28.09.2008

Keyif Kekim

Geçen hafta sonu evde ‘’kış’’ beklerken keyfime diyecek yoktu. Önce Cumartesi akşama kadar evde yalnızlığıma uyuşukluk eklerken tek eksiğin Türkan Şoray’lı bir Türk Film’i olduğunu düşündüm. E kahve ile tarçınlı kek kokusunu filmden başka ne tamamlayabilir ki?

Pazar günü ise kahvaltı ve sporun ardından, yine başka bir Pazar sabahı Nişantaşı’nın bütün sokaklarında sevgilimle elele aradığımız ‘’küçük, şirin, sevimli ve sıcak cafe’’ yi 5 yıl sonra evimizin tam da dibinde bulmamızla günümüze öyle bir renk katıldı ki anlatamam. Önce cafenin hemen yanındaki kitapçıdan bolca film ve kitap satın aldık. Dedim ya size kış hazırlıkları yapıyorum diye, şimdi evimizde kışın ilk çeyreğine yetecek kitap ve film stoğu tamamlandı. Ardından cafemizde uzun bir gazete ve kitap keyfi ile yazın yazlıkta olmam sebebi ile fazlasıyla yaşayamadığım klasik Pazar keyfi ile resmen şımardım. Hatta o kadar şımardım ki bu haftasonunun adını ‘’uzun zamandır geçirmediğim kadar güzel bir haftasonu’’ koymayı da ihmal etmedim.

Gel gelelim bu kadar güzel dinlenmeden keyifden sonra hayatımda ilk kez yararlanacağım 9 gün tatil ilan edilmiş bayram haftasına varmak üzere ilk çalışma günümde masama düşen proje ile gece yarılarına, hafta sonlarına ve bayram tatillerine kadar çalışacağımı nereden bilebilirdim ki. Uzun lafın kısası bütün haftam ve cumartesim geç saatlere kadar çalışarak geçti. Bir de bu haftanın tam da ortasında aldığım üzücü bir vefat haberi ile çalışmaktan arta kalan duygularımda buruk ve endişeli geçti.

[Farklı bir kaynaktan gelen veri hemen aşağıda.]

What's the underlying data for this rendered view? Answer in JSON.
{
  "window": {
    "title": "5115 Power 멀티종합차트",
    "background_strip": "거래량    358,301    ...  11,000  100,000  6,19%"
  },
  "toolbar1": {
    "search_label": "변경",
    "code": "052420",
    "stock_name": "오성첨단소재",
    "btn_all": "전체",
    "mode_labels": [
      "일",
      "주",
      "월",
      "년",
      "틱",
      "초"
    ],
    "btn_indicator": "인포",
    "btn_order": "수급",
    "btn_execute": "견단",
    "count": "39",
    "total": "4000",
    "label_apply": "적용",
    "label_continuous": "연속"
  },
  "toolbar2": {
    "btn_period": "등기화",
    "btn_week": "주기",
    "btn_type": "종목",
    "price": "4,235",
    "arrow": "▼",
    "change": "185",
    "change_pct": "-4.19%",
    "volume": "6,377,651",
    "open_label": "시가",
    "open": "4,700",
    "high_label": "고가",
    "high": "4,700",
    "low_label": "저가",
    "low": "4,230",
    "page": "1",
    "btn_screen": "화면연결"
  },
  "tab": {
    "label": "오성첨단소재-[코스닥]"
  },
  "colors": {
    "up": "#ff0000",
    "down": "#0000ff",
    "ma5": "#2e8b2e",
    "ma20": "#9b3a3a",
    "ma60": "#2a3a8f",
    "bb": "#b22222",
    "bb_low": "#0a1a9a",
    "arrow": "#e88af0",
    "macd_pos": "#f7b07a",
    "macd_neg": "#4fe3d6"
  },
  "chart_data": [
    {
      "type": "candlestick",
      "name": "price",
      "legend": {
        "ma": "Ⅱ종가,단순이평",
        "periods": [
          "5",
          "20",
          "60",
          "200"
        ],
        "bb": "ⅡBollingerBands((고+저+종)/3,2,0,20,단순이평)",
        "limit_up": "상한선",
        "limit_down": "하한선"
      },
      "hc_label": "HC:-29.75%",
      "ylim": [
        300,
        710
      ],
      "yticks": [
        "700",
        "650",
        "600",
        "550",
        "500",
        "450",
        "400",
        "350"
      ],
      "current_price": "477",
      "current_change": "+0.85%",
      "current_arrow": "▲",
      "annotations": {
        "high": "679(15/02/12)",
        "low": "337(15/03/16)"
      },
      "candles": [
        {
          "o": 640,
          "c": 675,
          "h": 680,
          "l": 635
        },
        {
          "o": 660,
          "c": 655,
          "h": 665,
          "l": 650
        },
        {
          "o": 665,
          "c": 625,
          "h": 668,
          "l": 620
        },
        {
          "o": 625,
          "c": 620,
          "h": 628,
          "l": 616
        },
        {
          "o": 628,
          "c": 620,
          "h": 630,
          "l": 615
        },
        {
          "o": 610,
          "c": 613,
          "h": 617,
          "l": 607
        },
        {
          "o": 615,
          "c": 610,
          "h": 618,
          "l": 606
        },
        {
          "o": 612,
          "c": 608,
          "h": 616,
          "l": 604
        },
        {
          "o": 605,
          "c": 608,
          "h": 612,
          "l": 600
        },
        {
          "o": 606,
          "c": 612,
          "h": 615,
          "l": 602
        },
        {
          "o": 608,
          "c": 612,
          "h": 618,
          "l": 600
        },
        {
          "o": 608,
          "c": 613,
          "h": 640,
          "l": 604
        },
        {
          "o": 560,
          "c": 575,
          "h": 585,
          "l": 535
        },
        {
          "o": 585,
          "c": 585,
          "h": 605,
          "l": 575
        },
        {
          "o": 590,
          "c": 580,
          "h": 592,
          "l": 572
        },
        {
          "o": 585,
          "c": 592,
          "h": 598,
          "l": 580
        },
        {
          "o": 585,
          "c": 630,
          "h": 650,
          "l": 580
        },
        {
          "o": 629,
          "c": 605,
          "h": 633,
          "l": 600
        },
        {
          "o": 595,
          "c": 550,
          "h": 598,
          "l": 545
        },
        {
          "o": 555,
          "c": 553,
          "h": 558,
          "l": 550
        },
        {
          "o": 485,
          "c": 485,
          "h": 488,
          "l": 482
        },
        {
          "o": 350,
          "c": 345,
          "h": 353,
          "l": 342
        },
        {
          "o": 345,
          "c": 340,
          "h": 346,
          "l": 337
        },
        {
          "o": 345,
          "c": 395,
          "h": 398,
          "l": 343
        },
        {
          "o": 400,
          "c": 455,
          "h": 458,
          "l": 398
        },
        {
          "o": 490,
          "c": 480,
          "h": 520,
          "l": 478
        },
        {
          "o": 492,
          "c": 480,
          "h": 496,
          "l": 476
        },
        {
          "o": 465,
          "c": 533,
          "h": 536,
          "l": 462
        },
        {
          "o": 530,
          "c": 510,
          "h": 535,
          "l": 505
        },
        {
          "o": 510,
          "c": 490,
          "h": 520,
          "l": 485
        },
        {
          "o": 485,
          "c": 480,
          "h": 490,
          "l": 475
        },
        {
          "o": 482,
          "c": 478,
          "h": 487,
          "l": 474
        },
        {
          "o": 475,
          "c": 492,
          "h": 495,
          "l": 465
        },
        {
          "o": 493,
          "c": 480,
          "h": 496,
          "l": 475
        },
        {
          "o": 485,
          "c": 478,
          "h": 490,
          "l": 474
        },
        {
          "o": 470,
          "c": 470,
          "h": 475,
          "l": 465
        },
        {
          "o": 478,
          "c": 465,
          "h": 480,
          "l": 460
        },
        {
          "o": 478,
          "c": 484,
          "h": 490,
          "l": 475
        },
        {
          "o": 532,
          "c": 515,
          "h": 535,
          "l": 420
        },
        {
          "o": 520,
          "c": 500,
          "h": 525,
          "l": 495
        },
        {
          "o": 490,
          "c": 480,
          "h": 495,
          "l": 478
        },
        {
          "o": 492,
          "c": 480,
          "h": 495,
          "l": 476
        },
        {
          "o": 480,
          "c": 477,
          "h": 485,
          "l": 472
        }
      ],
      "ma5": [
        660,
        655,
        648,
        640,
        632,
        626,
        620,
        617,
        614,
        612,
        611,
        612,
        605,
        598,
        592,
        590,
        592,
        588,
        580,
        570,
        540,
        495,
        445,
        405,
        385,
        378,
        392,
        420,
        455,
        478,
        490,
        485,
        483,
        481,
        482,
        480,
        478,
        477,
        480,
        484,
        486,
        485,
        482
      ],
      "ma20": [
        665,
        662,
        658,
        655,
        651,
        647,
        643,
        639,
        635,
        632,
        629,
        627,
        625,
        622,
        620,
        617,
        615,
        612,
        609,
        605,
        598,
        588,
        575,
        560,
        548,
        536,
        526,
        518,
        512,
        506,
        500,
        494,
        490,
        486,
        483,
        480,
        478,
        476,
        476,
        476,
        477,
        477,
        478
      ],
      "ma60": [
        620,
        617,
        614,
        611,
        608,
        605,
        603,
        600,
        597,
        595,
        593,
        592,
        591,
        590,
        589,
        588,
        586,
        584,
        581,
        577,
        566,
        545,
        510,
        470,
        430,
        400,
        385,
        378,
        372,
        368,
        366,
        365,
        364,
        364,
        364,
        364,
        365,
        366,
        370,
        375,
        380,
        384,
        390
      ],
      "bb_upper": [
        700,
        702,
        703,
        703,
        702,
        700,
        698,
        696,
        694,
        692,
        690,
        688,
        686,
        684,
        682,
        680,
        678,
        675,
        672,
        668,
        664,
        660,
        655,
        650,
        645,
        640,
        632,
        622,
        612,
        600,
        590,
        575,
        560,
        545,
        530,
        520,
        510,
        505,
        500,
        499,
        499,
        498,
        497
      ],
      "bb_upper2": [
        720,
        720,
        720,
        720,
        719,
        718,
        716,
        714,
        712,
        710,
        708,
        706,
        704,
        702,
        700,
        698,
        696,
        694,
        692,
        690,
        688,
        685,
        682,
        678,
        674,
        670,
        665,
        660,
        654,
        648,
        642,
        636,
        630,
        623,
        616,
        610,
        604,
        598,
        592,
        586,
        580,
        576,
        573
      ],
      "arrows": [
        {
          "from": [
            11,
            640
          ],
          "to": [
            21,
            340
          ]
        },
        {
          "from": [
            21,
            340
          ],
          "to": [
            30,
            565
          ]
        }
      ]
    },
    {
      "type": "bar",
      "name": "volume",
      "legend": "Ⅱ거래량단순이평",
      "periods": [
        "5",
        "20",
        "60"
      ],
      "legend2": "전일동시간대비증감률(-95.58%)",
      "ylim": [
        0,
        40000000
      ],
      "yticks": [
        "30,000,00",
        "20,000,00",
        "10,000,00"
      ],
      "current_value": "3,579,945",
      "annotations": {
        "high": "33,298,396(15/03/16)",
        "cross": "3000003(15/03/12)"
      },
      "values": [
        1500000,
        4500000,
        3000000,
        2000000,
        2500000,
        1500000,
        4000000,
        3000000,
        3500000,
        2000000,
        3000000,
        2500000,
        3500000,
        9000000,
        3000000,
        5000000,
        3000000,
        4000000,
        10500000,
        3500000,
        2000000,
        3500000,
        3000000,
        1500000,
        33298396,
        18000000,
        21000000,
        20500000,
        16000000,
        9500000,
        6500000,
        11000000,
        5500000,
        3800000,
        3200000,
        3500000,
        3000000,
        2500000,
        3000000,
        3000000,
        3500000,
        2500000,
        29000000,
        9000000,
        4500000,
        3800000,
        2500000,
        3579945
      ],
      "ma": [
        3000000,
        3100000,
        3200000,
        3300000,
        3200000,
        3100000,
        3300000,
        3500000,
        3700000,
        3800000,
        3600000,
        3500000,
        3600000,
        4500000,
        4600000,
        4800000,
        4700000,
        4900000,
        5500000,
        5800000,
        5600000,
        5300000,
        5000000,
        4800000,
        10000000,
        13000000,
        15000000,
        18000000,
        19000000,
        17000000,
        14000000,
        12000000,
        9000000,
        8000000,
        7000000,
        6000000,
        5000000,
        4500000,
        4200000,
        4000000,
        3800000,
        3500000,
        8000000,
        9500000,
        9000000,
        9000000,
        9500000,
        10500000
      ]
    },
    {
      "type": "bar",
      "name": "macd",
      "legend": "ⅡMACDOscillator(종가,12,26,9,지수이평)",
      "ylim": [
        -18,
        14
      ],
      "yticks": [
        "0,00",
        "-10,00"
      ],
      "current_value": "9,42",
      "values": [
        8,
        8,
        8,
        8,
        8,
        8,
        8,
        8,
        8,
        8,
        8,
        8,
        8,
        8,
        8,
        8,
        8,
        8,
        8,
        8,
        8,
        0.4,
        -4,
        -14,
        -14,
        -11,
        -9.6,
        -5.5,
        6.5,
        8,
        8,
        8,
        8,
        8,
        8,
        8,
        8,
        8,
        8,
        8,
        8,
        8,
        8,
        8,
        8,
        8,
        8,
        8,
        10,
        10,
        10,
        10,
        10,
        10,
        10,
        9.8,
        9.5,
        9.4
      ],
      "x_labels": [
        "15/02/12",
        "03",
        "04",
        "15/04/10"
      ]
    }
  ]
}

Öyle ki nerdeyse mutsuz bir hafta geçirdim.


Devamı için tıklayın..

20.09.2008

Sonbahar

Ben Eylül’ü çok özlüyorum Kısa kollu bir pijama ile uyduğumuz bir Kasım akşamının sabahında hırka giyerek işe gittiğimiz gün kış gelmiş oluyor. Gri olmadan siyahta beyaza geçmek ne zor oysa... Oysa bugun günlerden cumartesi, dün akşam erkencecik uyuduğum için sabah sayılan bir saatte enerjik bir biçimde uyandım bugün. Eşim ofiste, bense evdeki işleri yoluna koyduktan sonra bile saat henüz öğle vakitleri. Erken kalkmak bu yüzden guzel işte, uzun bir kahvaltı, ardından orta şeker bir türk kahvesi, ortalık toplamaca yemek yapmaca bitti mi hala öğlen. Şimdi bu saatleri evde yaşarken ilkokul zamanı sabahçı olduğum zamanlarda bu vakitler eve geldiğimde annemi mutfakta bulduğum aklıma geldi.

Demekki o da bizi okula gönderip kahvaltısını yapıp belki komşu teyze ile orta şeker bir türk kahvesi içip yemeklerini bitimek üzereyken ben geliyordum. Büyüdükçe annemin yaptığı bazı şeyler daha manalı geliyor bana.

Ben sonbahar bekliyorum şu sıralar. Hani yaz sonu domatesler, reçeller yapılır ya kış hazırlığı diye, ben ruhuma kış hazırlığımı bugün evimde yaptım. Boğazlı merserizelerimi indirdim raftan, birleştirilmeyi bekleyen 1000 parçalık puzzlımı açtım salonumun tam da ortasına. Evde kahvem bitmişti, hafta içi starbucks a uğrayıp sert içimli kahvemi çektirdim makineme göre. Kahvem demlendikçe kokusu ile birlikte karışsın diye de tarçınlı bir kek attım fırına. Ayağımda sıcacık çoraplar, bir de joy fm açık yazı yazıyorum. Anlayacağınız üzere tek eksik olan sonbahar. Daha çok çağırsam daha erken gelir mi?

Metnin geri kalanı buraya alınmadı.